A divisor $D$ is an element of the quotient sheaf $\mathcal{R^*}/\mathcal{O^*}$ on a compact complex manifold $X$. They can be also thought of via valuations as formal sums of hypersurfaces.

A complete linear system $\mathcal{L}(D)$ is defined to be all positive divisors equivalent to $D$. These are bijective with the subspace of meromorphic functions $f$ such that $(f)+D\geq0$. This is bijective with $\mathbb{P}(H^0(X,[D]))$ (Holomorphic sections of the line bundle corresponding to D). A linear system is a subset of $\mathcal{L}(D)$ corresponding to a subspace of either of the last two sets.

The base locus of such a system of positive divisors is the set of divisors which occur in all the divisors in the system.

Bertini's theorem states that the generic element of a linear system is smooth away from the base locus of the system. This means that on a dense open set in the vector spaces above, the corresponding divisors are non-singular away from the base locus.

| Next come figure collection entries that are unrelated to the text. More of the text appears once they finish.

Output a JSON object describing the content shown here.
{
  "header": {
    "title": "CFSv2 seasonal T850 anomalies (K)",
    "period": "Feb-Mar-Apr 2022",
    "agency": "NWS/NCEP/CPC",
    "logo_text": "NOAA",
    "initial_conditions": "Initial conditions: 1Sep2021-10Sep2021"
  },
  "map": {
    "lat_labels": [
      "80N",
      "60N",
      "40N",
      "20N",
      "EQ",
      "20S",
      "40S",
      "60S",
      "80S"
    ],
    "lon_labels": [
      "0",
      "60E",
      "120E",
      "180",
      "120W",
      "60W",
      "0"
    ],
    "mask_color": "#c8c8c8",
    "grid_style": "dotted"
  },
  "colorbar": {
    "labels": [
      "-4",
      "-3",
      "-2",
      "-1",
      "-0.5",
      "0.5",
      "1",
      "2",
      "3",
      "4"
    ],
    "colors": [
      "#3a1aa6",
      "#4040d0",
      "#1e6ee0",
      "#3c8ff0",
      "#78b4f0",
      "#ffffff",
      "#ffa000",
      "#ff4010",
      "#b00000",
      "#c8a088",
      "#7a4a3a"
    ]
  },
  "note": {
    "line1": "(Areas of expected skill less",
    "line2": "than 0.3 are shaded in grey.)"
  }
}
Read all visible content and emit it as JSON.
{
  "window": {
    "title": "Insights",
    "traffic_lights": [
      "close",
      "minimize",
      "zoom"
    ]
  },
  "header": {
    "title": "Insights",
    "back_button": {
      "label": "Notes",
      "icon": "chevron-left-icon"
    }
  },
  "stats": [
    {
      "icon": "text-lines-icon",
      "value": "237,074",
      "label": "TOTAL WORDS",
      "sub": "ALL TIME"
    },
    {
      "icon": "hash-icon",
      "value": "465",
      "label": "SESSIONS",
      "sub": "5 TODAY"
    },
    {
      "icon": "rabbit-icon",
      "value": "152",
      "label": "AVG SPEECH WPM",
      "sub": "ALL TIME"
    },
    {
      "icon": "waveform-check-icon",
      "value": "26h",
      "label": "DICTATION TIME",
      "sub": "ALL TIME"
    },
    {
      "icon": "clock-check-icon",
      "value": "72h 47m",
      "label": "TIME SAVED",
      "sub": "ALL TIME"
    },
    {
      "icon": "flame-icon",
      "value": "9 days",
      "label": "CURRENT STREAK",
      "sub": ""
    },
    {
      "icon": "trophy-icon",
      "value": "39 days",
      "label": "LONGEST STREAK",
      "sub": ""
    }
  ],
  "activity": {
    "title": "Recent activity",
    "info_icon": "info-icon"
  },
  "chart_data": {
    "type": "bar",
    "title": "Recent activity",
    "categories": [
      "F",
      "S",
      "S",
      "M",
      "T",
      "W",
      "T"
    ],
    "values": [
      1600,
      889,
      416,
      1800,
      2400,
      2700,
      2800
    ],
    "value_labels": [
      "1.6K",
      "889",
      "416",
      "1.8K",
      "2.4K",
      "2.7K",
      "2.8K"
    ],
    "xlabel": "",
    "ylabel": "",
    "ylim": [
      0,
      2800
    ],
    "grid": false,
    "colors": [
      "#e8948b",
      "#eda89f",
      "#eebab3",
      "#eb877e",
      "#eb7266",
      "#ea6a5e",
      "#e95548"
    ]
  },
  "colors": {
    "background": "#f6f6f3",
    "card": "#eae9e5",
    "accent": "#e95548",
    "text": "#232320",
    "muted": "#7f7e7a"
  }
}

How do I use this to prove the more familiar fact that given a submanifold $M$ of some $\mathbb{P}^N$, there is a hyperplane $H=\mathbb{P}^{N-1}$ with $H\cap M$ non singular.

I hope someone can make some suggestions on how to proceed.

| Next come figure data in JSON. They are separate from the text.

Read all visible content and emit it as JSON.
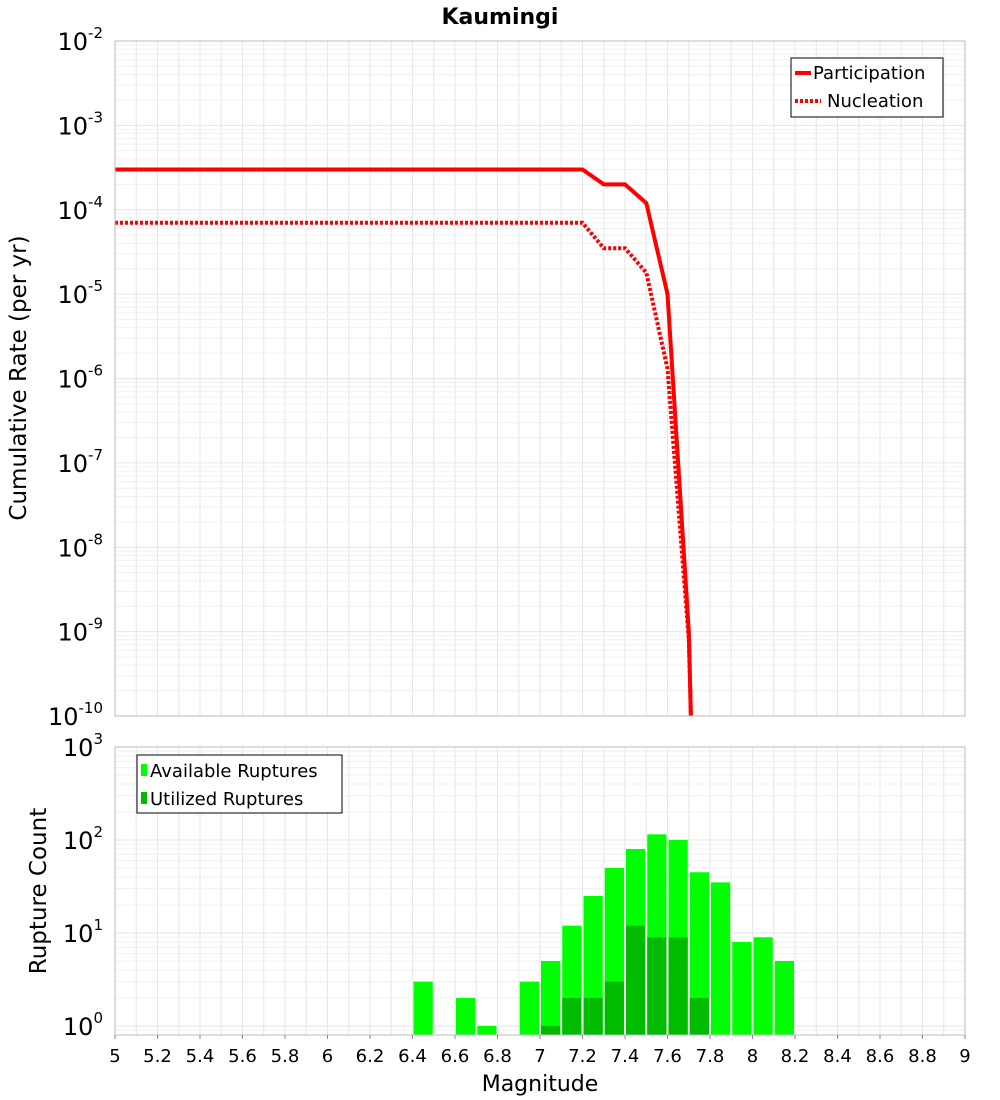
{
  "chart_data": [
    {
      "type": "line",
      "title": "Kaumingi",
      "xlabel": "",
      "ylabel": "Cumulative Rate (per yr)",
      "yscale": "log",
      "xlim": [
        5,
        9
      ],
      "ylim": [
        1e-10,
        0.01
      ],
      "y_tick_labels": [
        {
          "base": "10",
          "exp": "-10"
        },
        {
          "base": "10",
          "exp": "-9"
        },
        {
          "base": "10",
          "exp": "-8"
        },
        {
          "base": "10",
          "exp": "-7"
        },
        {
          "base": "10",
          "exp": "-6"
        },
        {
          "base": "10",
          "exp": "-5"
        },
        {
          "base": "10",
          "exp": "-4"
        },
        {
          "base": "10",
          "exp": "-3"
        },
        {
          "base": "10",
          "exp": "-2"
        }
      ],
      "legend_position": "top-right",
      "series": [
        {
          "name": "Participation",
          "style": "solid",
          "color": "#ff0000",
          "x": [
            5.0,
            7.2,
            7.3,
            7.4,
            7.5,
            7.6,
            7.7,
            7.71
          ],
          "y": [
            0.0003,
            0.0003,
            0.0002,
            0.0002,
            0.00012,
            1e-05,
            1e-09,
            1e-10
          ]
        },
        {
          "name": "Nucleation",
          "style": "dotted",
          "color": "#ff0000",
          "x": [
            5.0,
            7.2,
            7.3,
            7.4,
            7.5,
            7.6,
            7.7,
            7.71
          ],
          "y": [
            7e-05,
            7e-05,
            3.5e-05,
            3.5e-05,
            1.8e-05,
            1.3e-06,
            8e-10,
            1e-10
          ]
        }
      ]
    },
    {
      "type": "bar",
      "title": "",
      "xlabel": "Magnitude",
      "ylabel": "Rupture Count",
      "yscale": "log",
      "xlim": [
        5,
        9
      ],
      "ylim": [
        0.8,
        1000
      ],
      "x_tick_labels": [
        "5",
        "5.2",
        "5.4",
        "5.6",
        "5.8",
        "6",
        "6.2",
        "6.4",
        "6.6",
        "6.8",
        "7",
        "7.2",
        "7.4",
        "7.6",
        "7.8",
        "8",
        "8.2",
        "8.4",
        "8.6",
        "8.8",
        "9"
      ],
      "y_tick_labels": [
        {
          "base": "10",
          "exp": "0"
        },
        {
          "base": "10",
          "exp": "1"
        },
        {
          "base": "10",
          "exp": "2"
        },
        {
          "base": "10",
          "exp": "3"
        }
      ],
      "legend_position": "top-left",
      "bin_width": 0.1,
      "series": [
        {
          "name": "Available Ruptures",
          "color": "#00ff00",
          "x": [
            6.45,
            6.65,
            6.75,
            6.95,
            7.05,
            7.15,
            7.25,
            7.35,
            7.45,
            7.55,
            7.65,
            7.75,
            7.85,
            7.95,
            8.05,
            8.15
          ],
          "values": [
            3,
            2,
            1,
            3,
            5,
            12,
            25,
            50,
            80,
            115,
            100,
            45,
            35,
            8,
            9,
            5
          ]
        },
        {
          "name": "Utilized Ruptures",
          "color": "#00bb00",
          "x": [
            7.05,
            7.15,
            7.25,
            7.35,
            7.45,
            7.55,
            7.65,
            7.75
          ],
          "values": [
            1,
            2,
            2,
            3,
            12,
            9,
            9,
            2
          ]
        }
      ]
    }
  ]
}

• This is an easier case of Bertini. I suggest you look the proof in Hartshorne. The more difficult version is that a general hyperplane section of a such an $M$ possibly singular, but irreducible with $\dim M\geq 2$ is still irreducible. This proof is not in Hartshorne. Nov 16, 2016 at 1:09
• My linear reading of Hartshorne has not got me that far yet. I will look at that proof in the future. But I want to avoid that since it's stated this way in Griffiths-Harris (page 162). Nov 16, 2016 at 16:02
• If you are willing to use your version, just use the fact that the linear system of hyperplanes have base locus empty. Nov 16, 2016 at 16:10
• So look at $\mathcal{L}(H_0)$ assuming $M$ is not in $H_0$, (To conclude that $H_0\cap M$ is a divisor in M, I would need Chow's thoerem to show M is algebraic and then use some dimension theorem?) then note that the divisors $(\frac{x_i}{x_0})+H_0$ are in here with base locus empty? Then use G-H Bertini to say that some divisor $(a_0\frac{x_0}{x_0}+a_1\frac{x_1}{x_0}+...+a_n\frac{x_n}{x_0})+H_0$ is smooth? This corresponds to the intersection of a hyperplane with $M$? Is this ok? Nov 16, 2016 at 18:15
• @Mohan Would I really have to assume $M$ is algebraic? G-H don't. Another way to show this is codimension $1$ is to show the intersection is transversal. But If I had this, smoothness comes for free. Nov 16, 2016 at 18:18

## 1 Answer

This is just paraphrasing Hartshorne's proof. Look at the hyperplanes tangential at a point p∈M. This is a codimension N−dimM−1 linear subspace in the dual space $\mathbb{P}^{N∗}$. So, as p varies, it sweeps out a subvariety of the dual space of dimension at most N−1. So, general hyperplane is transversal at every point of M.